Daí a importância da posição de Crátilo, visto que, se Crátilo se cala, o dispositivo aristotélico desaba. Há assim duas maneiras de escapar à persuasão de Aristóteles. A primeira é esse silêncio obstinado de Crátilo que não dá margem à refutação. Mas o preço a pagar é exorbitante: "um tal homem enquanto tal é de saída semelhante a uma planta" (1006a 15). Crátilo não é mais especificamente um homem, mesmo se permanece genericamente um vivo; descortês e associal, é inumano por vontade filosófica. [Osório diz: por aí se vê que as palavras transformam uma coisa em outra!]
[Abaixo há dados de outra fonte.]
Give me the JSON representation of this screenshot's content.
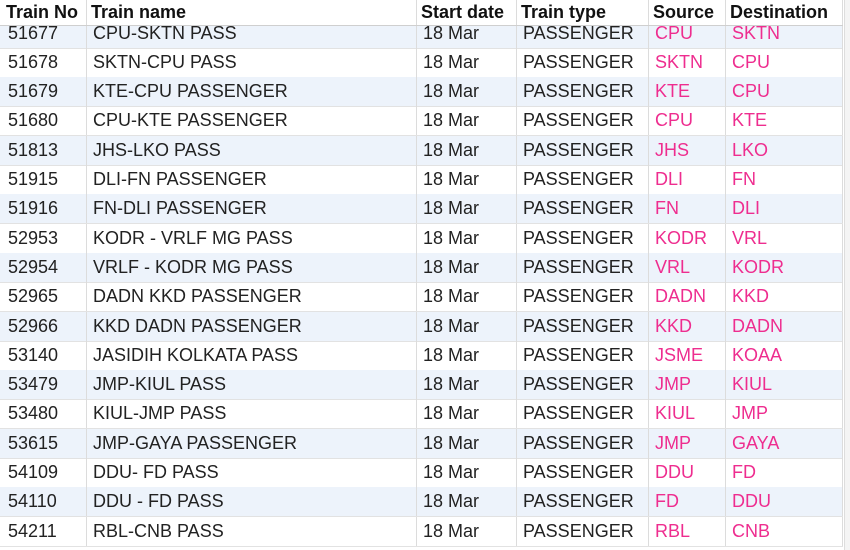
{
  "table": {
    "header": [
      "Train No",
      "Train name",
      "Start date",
      "Train type",
      "Source",
      "Destination"
    ],
    "rows": [
      [
        "51677",
        "CPU-SKTN PASS",
        "18 Mar",
        "PASSENGER",
        "CPU",
        "SKTN"
      ],
      [
        "51678",
        "SKTN-CPU PASS",
        "18 Mar",
        "PASSENGER",
        "SKTN",
        "CPU"
      ],
      [
        "51679",
        "KTE-CPU PASSENGER",
        "18 Mar",
        "PASSENGER",
        "KTE",
        "CPU"
      ],
      [
        "51680",
        "CPU-KTE PASSENGER",
        "18 Mar",
        "PASSENGER",
        "CPU",
        "KTE"
      ],
      [
        "51813",
        "JHS-LKO PASS",
        "18 Mar",
        "PASSENGER",
        "JHS",
        "LKO"
      ],
      [
        "51915",
        "DLI-FN PASSENGER",
        "18 Mar",
        "PASSENGER",
        "DLI",
        "FN"
      ],
      [
        "51916",
        "FN-DLI PASSENGER",
        "18 Mar",
        "PASSENGER",
        "FN",
        "DLI"
      ],
      [
        "52953",
        "KODR - VRLF MG PASS",
        "18 Mar",
        "PASSENGER",
        "KODR",
        "VRL"
      ],
      [
        "52954",
        "VRLF - KODR MG PASS",
        "18 Mar",
        "PASSENGER",
        "VRL",
        "KODR"
      ],
      [
        "52965",
        "DADN KKD PASSENGER",
        "18 Mar",
        "PASSENGER",
        "DADN",
        "KKD"
      ],
      [
        "52966",
        "KKD DADN PASSENGER",
        "18 Mar",
        "PASSENGER",
        "KKD",
        "DADN"
      ],
      [
        "53140",
        "JASIDIH KOLKATA PASS",
        "18 Mar",
        "PASSENGER",
        "JSME",
        "KOAA"
      ],
      [
        "53479",
        "JMP-KIUL PASS",
        "18 Mar",
        "PASSENGER",
        "JMP",
        "KIUL"
      ],
      [
        "53480",
        "KIUL-JMP PASS",
        "18 Mar",
        "PASSENGER",
        "KIUL",
        "JMP"
      ],
      [
        "53615",
        "JMP-GAYA PASSENGER",
        "18 Mar",
        "PASSENGER",
        "JMP",
        "GAYA"
      ],
      [
        "54109",
        "DDU- FD PASS",
        "18 Mar",
        "PASSENGER",
        "DDU",
        "FD"
      ],
      [
        "54110",
        "DDU - FD PASS",
        "18 Mar",
        "PASSENGER",
        "FD",
        "DDU"
      ],
      [
        "54211",
        "RBL-CNB PASS",
        "18 Mar",
        "PASSENGER",
        "RBL",
        "CNB"
      ]
    ]
  }
}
A segunda escapatória é o ruído não menos irredutível dos que falam sem intenção de significar. Na verdade, mesmo que façamos com que a refutação tenha como objeto os sons que eles pronunciam, ela — já que é um silogismo que deve concluir pelo contraditório — não poderia valer contra os que "estimam ter o direito de dizer coisas contrárias desde que eles as digam" (6, 1011a 16). Mas o preço a pagar é sempre o mesmo: "Não é possível para esse tipo de homem nem pronunciar nem enunciar (oúte phthénxasthai oúte eipein), pois ele quer dizer simultaneamente isto e não-isto. E se nada sustenta, mas crê tanto quanto não crê, em que diferiria ele dos seres puramente naturais (pephykótõn) das plantas (phytori)?” (1008b B-12). Só que, à diferença de Crátilo, esses verdadeiros sofistas são inumanos não por cegueira filosófica, mas por decisão ética, por "intenção" justamente (1004b 24s.), e seu discurso imbatível é prezado demais na cidade. Falar sem dizer nada é uma maneira vantajosa de se calar; face a eles, o Crátilo aristotélico permanece a encarnação; da idiotia filosófica.
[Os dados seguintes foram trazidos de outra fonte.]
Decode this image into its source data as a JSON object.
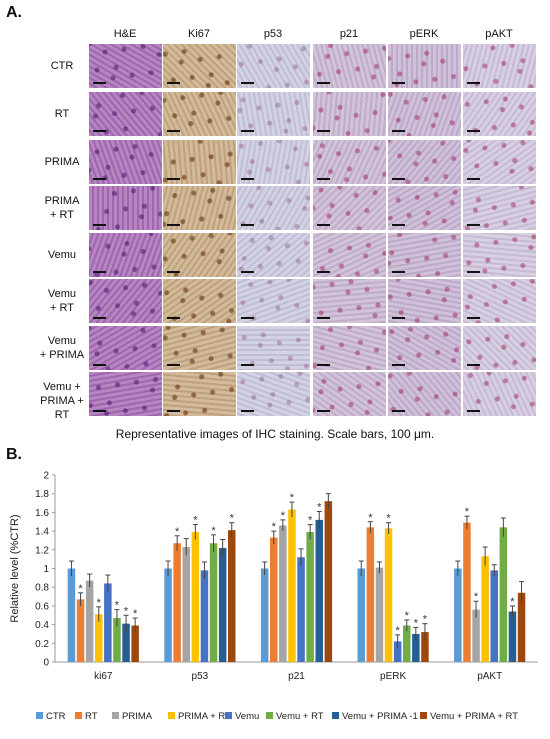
{
  "panel_a": {
    "label": "A.",
    "columns": [
      "H&E",
      "Ki67",
      "p53",
      "p21",
      "pERK",
      "pAKT"
    ],
    "rows": [
      [
        "CTR"
      ],
      [
        "RT"
      ],
      [
        "PRIMA"
      ],
      [
        "PRIMA",
        "+ RT"
      ],
      [
        "Vemu"
      ],
      [
        "Vemu",
        "+ RT"
      ],
      [
        "Vemu",
        "+ PRIMA"
      ],
      [
        "Vemu +",
        "PRIMA + RT"
      ]
    ],
    "caption": "Representative images of IHC staining. Scale bars, 100 μm.",
    "stain_colors": {
      "H&E": "#a76bb5",
      "Ki67": "#c8ab84",
      "p53": "#c9c8df",
      "p21": "#c9b6d2",
      "pERK": "#c6b3d2",
      "pAKT": "#d0c5dd"
    }
  },
  "panel_b": {
    "label": "B.",
    "chart_data": {
      "type": "bar",
      "ylabel": "Relative level (%CTR)",
      "ylim": [
        0,
        2
      ],
      "yticks": [
        "0",
        "0.2",
        "0.4",
        "0.6",
        "0.8",
        "1",
        "1.2",
        "1.4",
        "1.6",
        "1.8",
        "2"
      ],
      "categories": [
        "ki67",
        "p53",
        "p21",
        "pERK",
        "pAKT"
      ],
      "significance_marker": "*",
      "series": [
        {
          "name": "CTR",
          "color": "#5b9bd5",
          "values": [
            1.0,
            1.0,
            1.0,
            1.0,
            1.0
          ],
          "errors": [
            0.08,
            0.08,
            0.07,
            0.08,
            0.08
          ],
          "sig": [
            false,
            false,
            false,
            false,
            false
          ]
        },
        {
          "name": "RT",
          "color": "#ed7d31",
          "values": [
            0.67,
            1.27,
            1.33,
            1.44,
            1.49
          ],
          "errors": [
            0.07,
            0.08,
            0.07,
            0.06,
            0.07
          ],
          "sig": [
            true,
            true,
            true,
            true,
            true
          ]
        },
        {
          "name": "PRIMA",
          "color": "#a5a5a5",
          "values": [
            0.87,
            1.23,
            1.46,
            1.01,
            0.56
          ],
          "errors": [
            0.07,
            0.09,
            0.06,
            0.06,
            0.09
          ],
          "sig": [
            false,
            false,
            true,
            false,
            true
          ]
        },
        {
          "name": "PRIMA + RT",
          "color": "#ffc000",
          "values": [
            0.51,
            1.39,
            1.63,
            1.43,
            1.13
          ],
          "errors": [
            0.08,
            0.08,
            0.08,
            0.06,
            0.1
          ],
          "sig": [
            true,
            true,
            true,
            true,
            false
          ]
        },
        {
          "name": "Vemu",
          "color": "#4472c4",
          "values": [
            0.84,
            0.98,
            1.12,
            0.22,
            0.98
          ],
          "errors": [
            0.09,
            0.09,
            0.09,
            0.07,
            0.06
          ],
          "sig": [
            false,
            false,
            false,
            true,
            false
          ]
        },
        {
          "name": "Vemu + RT",
          "color": "#70ad47",
          "values": [
            0.47,
            1.27,
            1.39,
            0.39,
            1.44
          ],
          "errors": [
            0.09,
            0.09,
            0.08,
            0.06,
            0.1
          ],
          "sig": [
            true,
            true,
            true,
            true,
            false
          ]
        },
        {
          "name": "Vemu + PRIMA -1",
          "color": "#255e91",
          "values": [
            0.41,
            1.22,
            1.52,
            0.3,
            0.54
          ],
          "errors": [
            0.09,
            0.09,
            0.09,
            0.07,
            0.06
          ],
          "sig": [
            true,
            false,
            true,
            true,
            true
          ]
        },
        {
          "name": "Vemu + PRIMA + RT",
          "color": "#9e480e",
          "values": [
            0.39,
            1.41,
            1.72,
            0.32,
            0.74
          ],
          "errors": [
            0.08,
            0.08,
            0.08,
            0.09,
            0.12
          ],
          "sig": [
            true,
            true,
            false,
            true,
            false
          ]
        }
      ],
      "legend_position": "bottom",
      "grid": false
    }
  }
}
Ora, é bem importante que seja o Crátilo falante de Platão, Crátilo e não Sócrates, quem instaure por conta própria a cisão entre falar como um homem e fazer ruído como um sofista. A pergunta de Sócrates: "Será que todos os nomes são estabelecidos corretamente?", sabe-se que Crátilo responde: "Ao menos todos os que são nomes" (429a, fim). Nesse ponto, Sócrates reconhece a já batida tese sofística de que é impossível dizer falsidades (pseudê légein., 429d). Tese que Crátilo sustenta de boa vontade à maneira de Antístenes, de Górgias, de Eutidemo, de Dlonisodoro, do Estrangeiro, no modo ontológico: "Dizer isto que se diz, como não seria dizer (d)o ente?" (429d 4; grifo meu)5. Mas Sócrates faz com que ele abandone aí essa argumentação esnobe ou chique demais (kompsóteros: 429d 8), não sem lhe fizer uma pergunta suplementar (tósonde, 429d 9), que parece, como frequentemente, ainda mais sutil: "Se não te parece possível dizer falsidades, não te parece possível entretanto proferi-las?"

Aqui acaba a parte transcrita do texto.